MM: Why does it matter that your knives are made in America? CW: When I was a banker I was always looking for top-quality stuff. As an outdoorsman, quality gear isn’t just necessary for success, it’s necessary for survival. In that area, American-made goods are top of the line. We use wood that comes from outside the United States because that’s where the trees grow. But all of our steel, all of our labor comes from the U.S.
MM: What’s your shop like? CW: It’s just a warehouse space with a small little office. There’s nothing glamorous about it. You can imagine that a knife shop is dusty, dirty and grimy. Keep in mind I’m also the janitor and everything else there. But I love it. I think I’ve found my purpose in life. You never know when the last knife order might come in, so I put all I can into each and every one.
MM: What’s a typical workday like? CW: There is no typical day for me. I might start out all excited about grinding blades all day and end up on the phone with a chef in Charlotte. We start the machines up before the sun comes up and shut them down after the sun goes down.
MM: What’s the process like when you design a knife? CW: Sometimes the light bulb just goes off on my head and I scribble it down on a napkin. Other times it’s a tried-and-true design that I think I can improve. All of my knives are named after the rivers and creeks in South Carolina. Some are pretty revolutionary, like my Edisto oyster knife. I was using a spade device to cut oysters and I noticed that it was like an arrowhead and I said to myself “That’s it. That’s what an oyster knife has to be.” It took me a couple years messing around with the shape, but everyone who gets them raves. Our tool helped a guy win the national amateur shucking contest, which is a little feather in our cap.
We can only hope the guy on the right recognizes how awesome the other guy’s knives are.
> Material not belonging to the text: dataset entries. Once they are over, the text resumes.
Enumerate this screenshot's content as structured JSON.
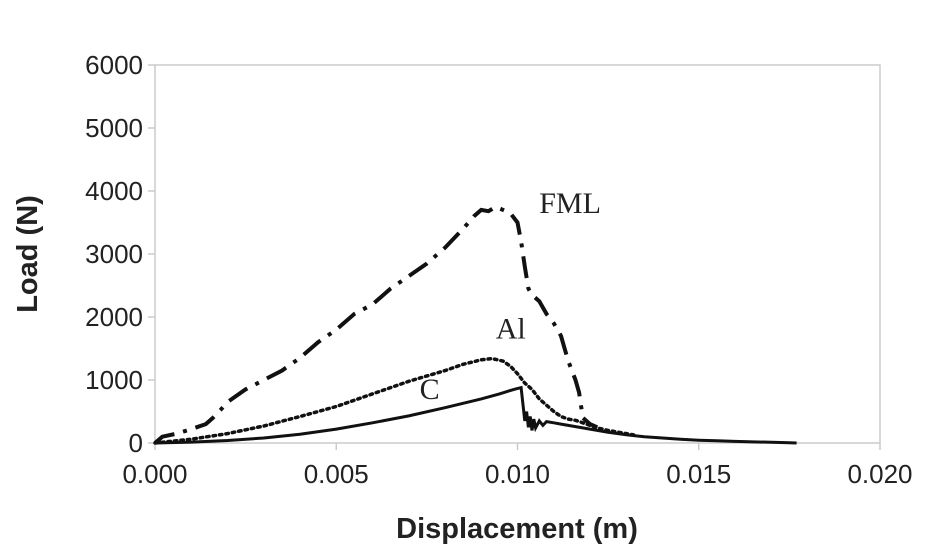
{
  "chart_data": {
    "type": "line",
    "title": "",
    "xlabel": "Displacement (m)",
    "ylabel": "Load (N)",
    "xlim": [
      0,
      0.02
    ],
    "ylim": [
      0,
      6000
    ],
    "x_ticks": [
      "0.000",
      "0.005",
      "0.010",
      "0.015",
      "0.020"
    ],
    "y_ticks": [
      "0",
      "1000",
      "2000",
      "3000",
      "4000",
      "5000",
      "6000"
    ],
    "grid": false,
    "legend": "none",
    "annotations": [
      {
        "text": "FML",
        "x": 0.0106,
        "y": 3650
      },
      {
        "text": "Al",
        "x": 0.0094,
        "y": 1660
      },
      {
        "text": "C",
        "x": 0.0073,
        "y": 700
      }
    ],
    "series": [
      {
        "name": "FML",
        "line_style": "dash-dot",
        "x": [
          0.0,
          0.0002,
          0.0006,
          0.001,
          0.0014,
          0.0016,
          0.0018,
          0.002,
          0.0025,
          0.003,
          0.0035,
          0.004,
          0.0045,
          0.005,
          0.0055,
          0.006,
          0.0065,
          0.007,
          0.0075,
          0.008,
          0.0085,
          0.0088,
          0.009,
          0.0092,
          0.0094,
          0.0096,
          0.0098,
          0.01,
          0.0101,
          0.0102,
          0.0103,
          0.0104,
          0.0106,
          0.0108,
          0.011,
          0.0112,
          0.0113,
          0.0114,
          0.0115,
          0.0116,
          0.0117,
          0.01175,
          0.01178,
          0.0118,
          0.0119,
          0.012,
          0.0122
        ],
        "y": [
          0,
          100,
          150,
          220,
          300,
          400,
          520,
          650,
          850,
          1000,
          1150,
          1350,
          1600,
          1800,
          2050,
          2200,
          2450,
          2650,
          2850,
          3100,
          3400,
          3600,
          3700,
          3680,
          3750,
          3700,
          3650,
          3500,
          3200,
          2800,
          2450,
          2350,
          2250,
          2050,
          1900,
          1700,
          1500,
          1300,
          1150,
          1000,
          800,
          600,
          500,
          400,
          350,
          300,
          250
        ]
      },
      {
        "name": "Al",
        "line_style": "dotted",
        "x": [
          0.0,
          0.001,
          0.002,
          0.003,
          0.004,
          0.005,
          0.006,
          0.007,
          0.008,
          0.0085,
          0.009,
          0.0093,
          0.0096,
          0.0098,
          0.01,
          0.0102,
          0.0104,
          0.0106,
          0.0108,
          0.011,
          0.0112,
          0.0114,
          0.0116,
          0.0118,
          0.012,
          0.0122,
          0.0125,
          0.0128,
          0.013,
          0.0132
        ],
        "y": [
          0,
          60,
          150,
          270,
          420,
          580,
          780,
          980,
          1150,
          1250,
          1320,
          1340,
          1300,
          1220,
          1100,
          950,
          850,
          700,
          600,
          500,
          420,
          380,
          360,
          320,
          280,
          240,
          200,
          170,
          150,
          130
        ]
      },
      {
        "name": "C",
        "line_style": "solid",
        "x": [
          0.0,
          0.001,
          0.002,
          0.003,
          0.004,
          0.005,
          0.006,
          0.007,
          0.008,
          0.009,
          0.0095,
          0.0099,
          0.0101,
          0.0102,
          0.01025,
          0.0103,
          0.01035,
          0.0104,
          0.01045,
          0.0105,
          0.0106,
          0.0107,
          0.0108,
          0.011,
          0.0112,
          0.0115,
          0.012,
          0.0125,
          0.013,
          0.0135,
          0.014,
          0.0145,
          0.015,
          0.0155,
          0.016,
          0.0165,
          0.017,
          0.0175,
          0.0177
        ],
        "y": [
          0,
          15,
          40,
          80,
          140,
          220,
          320,
          430,
          560,
          700,
          780,
          850,
          880,
          350,
          500,
          250,
          420,
          200,
          380,
          240,
          350,
          280,
          340,
          320,
          300,
          270,
          220,
          170,
          130,
          100,
          80,
          60,
          45,
          35,
          25,
          18,
          12,
          5,
          0
        ]
      }
    ]
  }
}
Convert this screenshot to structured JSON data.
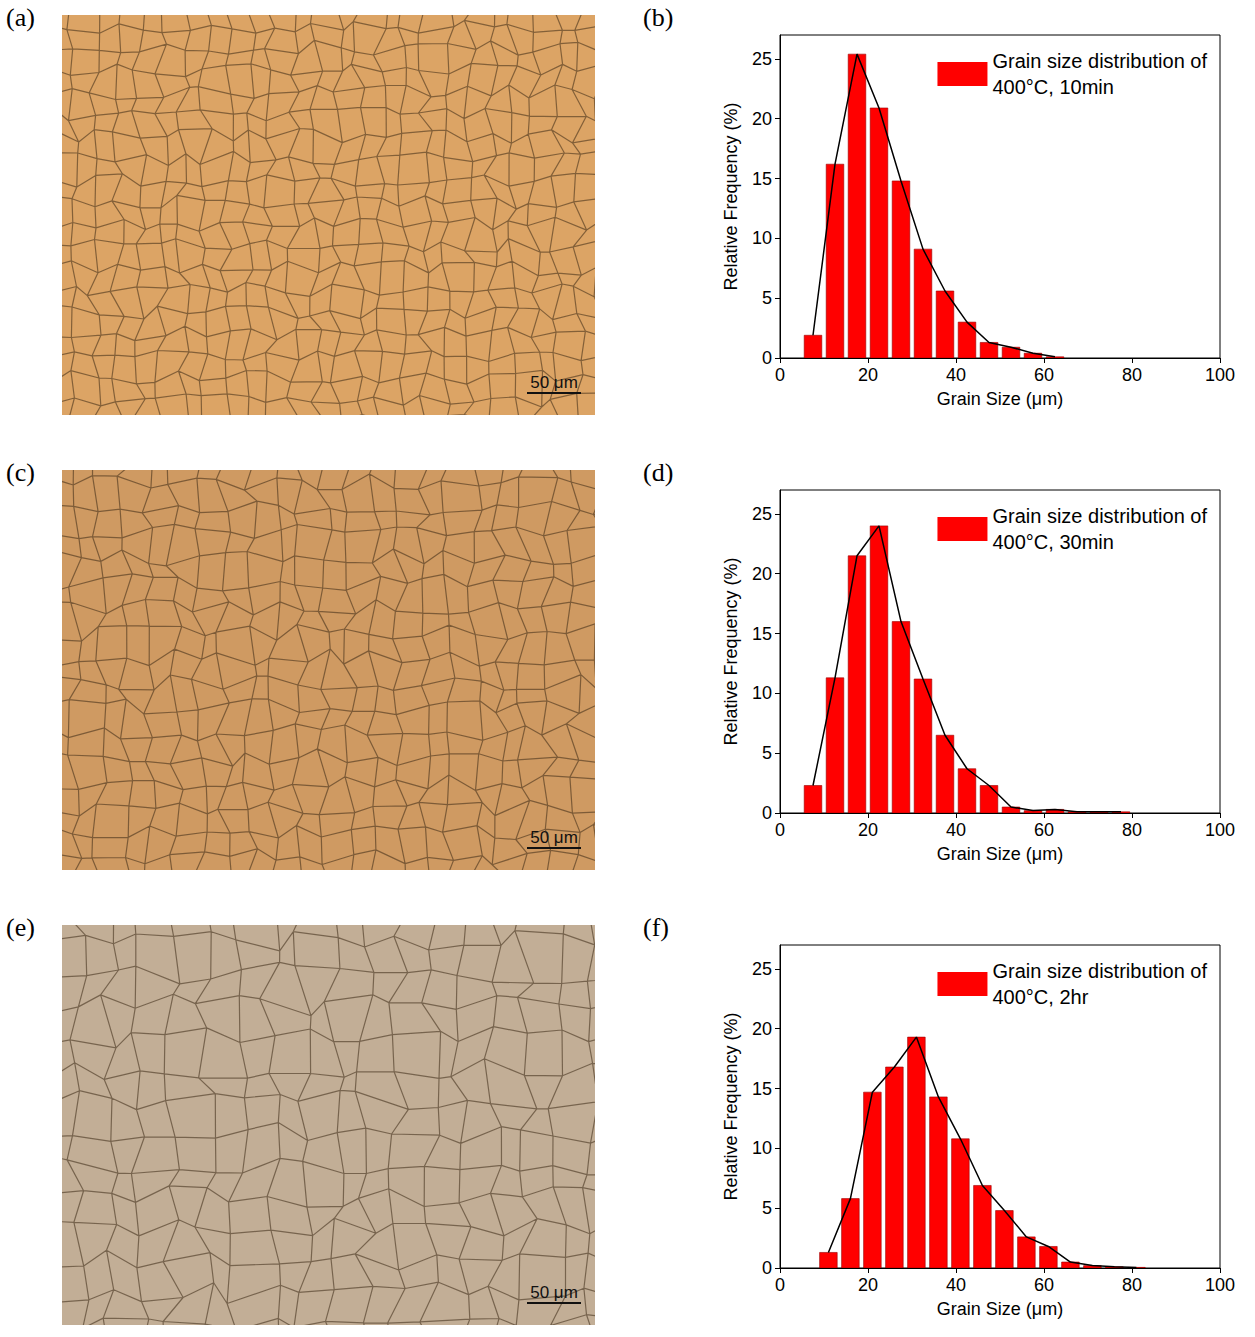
{
  "images": [
    {
      "panel": "(a)",
      "scale_bar": "50 μm",
      "color": "#dca465"
    },
    {
      "panel": "(c)",
      "scale_bar": "50 μm",
      "color": "#cf9a62"
    },
    {
      "panel": "(e)",
      "scale_bar": "50 μm",
      "color": "#c2ae96"
    }
  ],
  "chart_data": [
    {
      "panel": "(b)",
      "type": "histogram",
      "x_label": "Grain Size (μm)",
      "y_label": "Relative Frequency (%)",
      "bins": [
        5,
        10,
        15,
        20,
        25,
        30,
        35,
        40,
        45,
        50,
        55,
        60,
        65
      ],
      "series": [
        {
          "name": "Grain size distribution of 400°C, 10min",
          "type": "bar",
          "color": "#ff0000",
          "values": [
            1.9,
            16.2,
            25.4,
            20.9,
            14.8,
            9.1,
            5.6,
            3.0,
            1.3,
            0.9,
            0.4,
            0.1
          ]
        },
        {
          "type": "line",
          "color": "#000000",
          "marker": "none",
          "line_style": "solid",
          "values": [
            1.9,
            16.2,
            25.4,
            20.9,
            14.8,
            9.1,
            5.6,
            3.0,
            1.3,
            0.9,
            0.4,
            0.1
          ]
        }
      ],
      "xlim": [
        0,
        100
      ],
      "xticks": [
        0,
        20,
        40,
        60,
        80,
        100
      ],
      "ylim": [
        0,
        27
      ],
      "yticks": [
        0,
        5,
        10,
        15,
        20,
        25
      ],
      "legend": "upper right",
      "grid": false
    },
    {
      "panel": "(d)",
      "type": "histogram",
      "x_label": "Grain Size (μm)",
      "y_label": "Relative Frequency (%)",
      "bins": [
        5,
        10,
        15,
        20,
        25,
        30,
        35,
        40,
        45,
        50,
        55,
        60,
        65,
        70,
        75,
        80
      ],
      "series": [
        {
          "name": "Grain size distribution of 400°C, 30min",
          "type": "bar",
          "color": "#ff0000",
          "values": [
            2.3,
            11.3,
            21.5,
            24.0,
            16.0,
            11.2,
            6.5,
            3.7,
            2.3,
            0.5,
            0.2,
            0.3,
            0.1,
            0.1,
            0.1
          ]
        },
        {
          "type": "line",
          "color": "#000000",
          "marker": "none",
          "line_style": "solid",
          "values": [
            2.3,
            11.3,
            21.5,
            24.0,
            16.0,
            11.2,
            6.5,
            3.7,
            2.3,
            0.5,
            0.2,
            0.3,
            0.1,
            0.1,
            0.1
          ]
        }
      ],
      "xlim": [
        0,
        100
      ],
      "xticks": [
        0,
        20,
        40,
        60,
        80,
        100
      ],
      "ylim": [
        0,
        27
      ],
      "yticks": [
        0,
        5,
        10,
        15,
        20,
        25
      ],
      "legend": "upper right",
      "grid": false
    },
    {
      "panel": "(f)",
      "type": "histogram",
      "x_label": "Grain Size (μm)",
      "y_label": "Relative Frequency (%)",
      "bins": [
        8.5,
        13.5,
        18.5,
        23.5,
        28.5,
        33.5,
        38.5,
        43.5,
        48.5,
        53.5,
        58.5,
        63.5,
        68.5,
        73.5,
        78.5,
        83.5
      ],
      "series": [
        {
          "name": "Grain size distribution of 400°C, 2hr",
          "type": "bar",
          "color": "#ff0000",
          "values": [
            1.3,
            5.8,
            14.7,
            16.8,
            19.3,
            14.3,
            10.8,
            6.9,
            4.8,
            2.6,
            1.8,
            0.5,
            0.2,
            0.1,
            0.05
          ]
        },
        {
          "type": "line",
          "color": "#000000",
          "marker": "none",
          "line_style": "solid",
          "values": [
            1.3,
            5.8,
            14.7,
            16.8,
            19.3,
            14.3,
            10.8,
            6.9,
            4.8,
            2.6,
            1.8,
            0.5,
            0.2,
            0.1,
            0.05
          ]
        }
      ],
      "xlim": [
        0,
        100
      ],
      "xticks": [
        0,
        20,
        40,
        60,
        80,
        100
      ],
      "ylim": [
        0,
        27
      ],
      "yticks": [
        0,
        5,
        10,
        15,
        20,
        25
      ],
      "legend": "upper right",
      "grid": false
    }
  ]
}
MM: Any advice for people who are thinking about throwing off their investment banking job and becoming craftsmen? CW: Well, it’s absolutely the best decision I’ve ever made in my life but also the scariest. I have two young children. Flying around all the time, missing basketball games and T-ball practice didn’t appeal to me anymore. The economics has worked out, but it’s less about making money and more about doing the best I can. I firmly believe that if you do what you love the money will follow. My grandfather always told me that if you love what you do you’ll never work a day in your life. Any time I feel a little down, I remember that. What I do isn’t really work. I feel like there are so many suppressed artists in a cubicle somewhere and in reality doing what you love is the American dream. I don’t know that knives are going to save the world, but we’re making people happy.
MM: What’s behind this resurgence of interest in American craftsmanship? CW: Well, the Internet makes it easier for people to conduct international business. Even five years ago that was a lot harder. That’s opened doors. But the biggest reason is, there are a lot of people who have had to circle the wagons and regroup and come up with new ways to make a living. There are a lot of people out there doing something that they weren’t doing before the downturn. The spark of creativity that lives within each of us has been fueled by a means of providing for your family. I think the American-made movement we’re in the midst of is something to behold, to say the least.